Dalle discipline nordiche arrivano, come da tradizione, solamente affermazioni scandinave. Grøttumsbråten, ormai per tutti “Grot”, si afferma nella combinata nordica, lo svedese Sven Utterstrom vince la 18 km di sci di fondo e il finlandese Veli Saarinen si aggiudica quella che sarà ricordata come una delle più epiche 50 km della storia.

 

In condizioni climatiche e ambientali proibitive, con caldo, neve sciolta, sassi, ciottoli e rami sporgenti sul percorso, il finlandese dimostra di essere il più forte, giungendo primo sul traguardo, sanguinante e visibilmente segnato dalla fatica e dal percorso, dopo una maratona di quattro ore e mezza, precedendo di soli venti secondi il suo connazionale Vaino Liikkanen. Nel salto dal trampolino nasce la leggenda del norvegese Birger Ruud che con la sua tecnica rivoluziona la disciplina e conquista il suo primo oro in un podio tutto norvegese. “Podio” che tra l’altro fa la sua comparsa ufficiale nella storia dei giochi proprio a Salt Lake City.

Il caldo influenzò soprattutto la gara di bob a 4 che, a causa delle condizioni del tracciato alle pendici del monte Van Hoevenberg, fu ripetutamente rinviata e disputata in extremis tra il 14 e il 15 febbraio, ossia il giorno dopo la cerimonia di chiusura dei giochi.
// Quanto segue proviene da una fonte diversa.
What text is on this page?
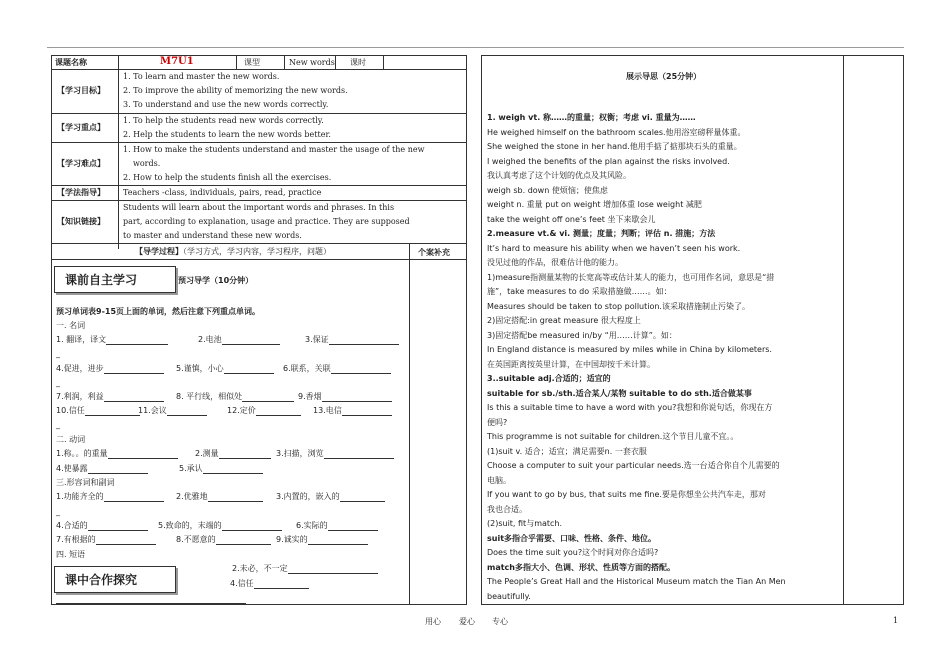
课题名称	M7U1	课型	New words 课时
【学习目标】
1. To learn and master the new words.
2. To improve the ability of memorizing the new words.
3. To understand and use the new words correctly.
【学习重点】
1. To help the students read new words correctly.
2. Help the students to learn the new words better.
【学习难点】
1. How to make the students understand and master the usage of the new
words.
2. How to help the students finish all the exercises.
【学法指导】 Teachers -class, individuals, pairs, read, practice
【知识链接】
Students will learn about the important words and phrases. In this
part, according to explanation, usage and practice. They are supposed
to master and understand these new words.
【导学过程】（学习方式，学习内容，学习程序，问题）	个案补充
课前自主学习	预习导学（10分钟）
预习单词表9-15页上面的单词，然后注意下列重点单词。
一. 名词
1. 翻译，译文	2.电池	3.保证
_
4.促进，进步	5.谨慎，小心	6.联系，关联
_
7.利润，利益	8. 平行线，相似处	9.香烟
10.信任	11.会议	12.定价	13.电信
_
二. 动词
1.称。。的重量	2.测量	3.扫描，浏览
4.使暴露	5.承认
三.形容词和副词
1.功能齐全的	2.优雅地	3.内置的，嵌入的
_
4.合适的	5.致命的，末端的	6.实际的
7.有根据的	8.不愿意的	9.诚实的
四. 短语
2.未必，不一定
4.信任
课中合作探究
展示导思（25分钟）
1. weigh vt. 称……的重量；权衡；考虑 vi. 重量为……
He weighed himself on the bathroom scales.他用浴室磅秤量体重。
She weighed the stone in her hand.他用手掂了掂那块石头的重量。
I weighed the benefits of the plan against the risks involved.
我认真考虑了这个计划的优点及其风险。
weigh sb. down 使烦恼；使焦虑
weight n. 重量 put on weight 增加体重 lose weight 减肥
take the weight off one’s feet 坐下来歇会儿
2.measure vt.& vi. 测量；度量；判断；评估 n. 措施；方法
It’s hard to measure his ability when we haven’t seen his work.
没见过他的作品，很难估计他的能力。
1)measure指测量某物的长宽高等或估计某人的能力，也可用作名词，意思是“措
施”，take measures to do 采取措施做……。如：
Measures should be taken to stop pollution.该采取措施制止污染了。
2)固定搭配:in great measure 很大程度上
3)固定搭配be measured in/by “用……计算”。如：
In England distance is measured by miles while in China by kilometers.
在英国距离按英里计算，在中国却按千米计算。
3..suitable adj.合适的；适宜的
suitable for sb./sth.适合某人/某物 suitable to do sth.适合做某事
Is this a suitable time to have a word with you?我想和你说句话，你现在方
便吗?
This programme is not suitable for children.这个节目儿童不宜。。
(1)suit v. 适合；适宜；满足需要n. 一套衣服
Choose a computer to suit your particular needs.选一台适合你自个儿需要的
电脑。
If you want to go by bus, that suits me fine.要是你想坐公共汽车走，那对
我也合适。
(2)suit, fit与match.
suit多指合乎需要、口味、性格、条件、地位。
Does the time suit you?这个时间对你合适吗?
match多指大小、色调、形状、性质等方面的搭配。
The People’s Great Hall and the Historical Museum match the Tian An Men
beautifully.
用心 爱心 专心	1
A vincere ancora Billy Fiske, alla guida di un equipaggio che ospitava tra gli altri Eddie Eagan, al quale appartiene ancora oggi l’invidiabile primato di aver conquistato una medaglia d’oro olimpica sia in una disciplina estiva (pesi mediomassimi del pugilato ad Anversa nel 1920) sia invernale. Fiske, così come i fratelli Stevens nel bob a 2, vinse anche grazie alla “furberia” oggi vietata, di scaldare i pattini del suo bob con la fiamma ossidrica prima della partenza, per meglio scivolare sul poco ghiaccio presente sulla pista.

I giochi si chiusero con l’affermazione nel medagliere dei padroni di casa, che grazie a 12 medaglie di cui sei d’oro sopravanzarono Norvegia e Svezia. Al quarto posto il Canada, che portò a Lake Placid una competitiva squadra di pattinaggio e che si aggiudicò, così come quattro e anche otto anni prima, il torneo di Hockey su Ghiaccio. L’Italia del Duce tornò a casa dall’America con qualche dignitosa prestazione nel bob e con un dodicesimo posto di Erminio Sartorelli, primo tra i non nordici nella massacrante 50 km.